Polizei: Bei einem schweren Unfall im Landkreis Miltenberg prallte der Wagen gegen einen Baum, der Fahrer wurde aus dem Auto geschleudert. Der 35-Jährige starb wenig später in einem Krankenhaus.

Bei einem schweren Unfall im Landkreis Miltenberg prallte der Wagen gegen einen Baum, der Fahrer wurde aus dem Auto geschleudert. Der 35-Jährige starb wenig später in einem Krankenhaus.

(Foto: Ralf Hettler/dpa)

Bei Unfällen kommen am Wochenende mehrere Menschen im Freistaat ums Leben und einige Menschen werden schwer verletzt.

Bei Unfällen auf Straßen im Freistaat sind seit Freitagnachmittag vier Menschen gestorben. In der Oberpfalz kamen zwei Menschen bei einem Frontalzusammenstoß zweier Autos ums Leben. In Unterfranken prallte ein Wagen mit zwei Menschen an Bord gegen einen Baum, der Fahrer starb. Bei einem weiteren Frontalzusammenstoß wird ein 83-Jähriger tödlich verletzt.

Die Details: Ein Zusammenstoß mit zwei Toten ereignete sich nach Angaben der Polizei auf der Bundesstraße 20 bei Traitsching (Landkreis Cham). Der Wagen eines 27 Jahre alten Fahrers sei mit zwei 29 und 37 Jahre alten Mitfahrern an Bord in der Nacht auf Samstag aus bislang unklaren Gründen auf die Gegenfahrbahn geraten. Dort prallte das Fahrzeug frontal mit dem Auto eines 59-Jährigen mit drei Mitfahrern im Alter von 34, 53 und 54 Jahren zusammen. Die beiden älteren Mitfahrer wurden dabei tödlich verletzt, die weiteren Beteiligten schwer verletzt. Die B20 war für mehrere Stunden gesperrt. Die Ermittlungen zum Unfallhergang dauerten an.
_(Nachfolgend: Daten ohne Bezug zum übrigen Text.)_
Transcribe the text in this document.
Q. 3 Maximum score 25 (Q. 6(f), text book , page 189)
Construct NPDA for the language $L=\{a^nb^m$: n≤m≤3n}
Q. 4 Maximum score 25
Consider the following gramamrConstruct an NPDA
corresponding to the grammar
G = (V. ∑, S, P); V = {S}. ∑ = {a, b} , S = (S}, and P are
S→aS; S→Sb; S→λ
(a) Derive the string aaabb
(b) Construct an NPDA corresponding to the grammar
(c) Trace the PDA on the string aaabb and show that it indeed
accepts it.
In Elsenfeld im Landkreis Miltenberg kam ein 35-Jähriger mit seinem Wagen in der Nacht zu Sonntag aus bislang unklaren Gründen von der Straße ab. Der Wagen prallte daraufhin laut Polizei gegen einen Baum und der Fahrer wurde aus dem Auto geschleudert. Er starb wenig später im Krankenhaus. Auch sein 36 Jahre alter Beifahrer wurde mit lebensgefährlichen Verletzungen in ein Krankenhaus gebracht. Nähere Angaben zu seinem Gesundheitszustand lagen zunächst nicht vor. Die Polizei ermittelt noch zur genauen Ursache und dem Ablauf des Unfalls.

Bereits am Freitagnachmittag geriet ein 83-Jähriger bei Erlabrunn (Landkreis Würzburg) mit seinem Wagen in den Gegenverkehr. Der Senior sei bereits zuvor aufgefallen, weil er Schlangenlinien gefahren sei, teilte die Polizei mit. Der Wagen des Mannes prallte frontal in ein entgegenkommendes Fahrzeug, der Senior starb noch an der Unfallstelle. Die beiden Insassen des anderen Wagens wurden leicht verletzt im Krankenhaus behandelt. Die Polizei ermittelt - auch zur Frage, ob möglicherweise eine medizinische Ursache ausschlaggebend für den Unfall war.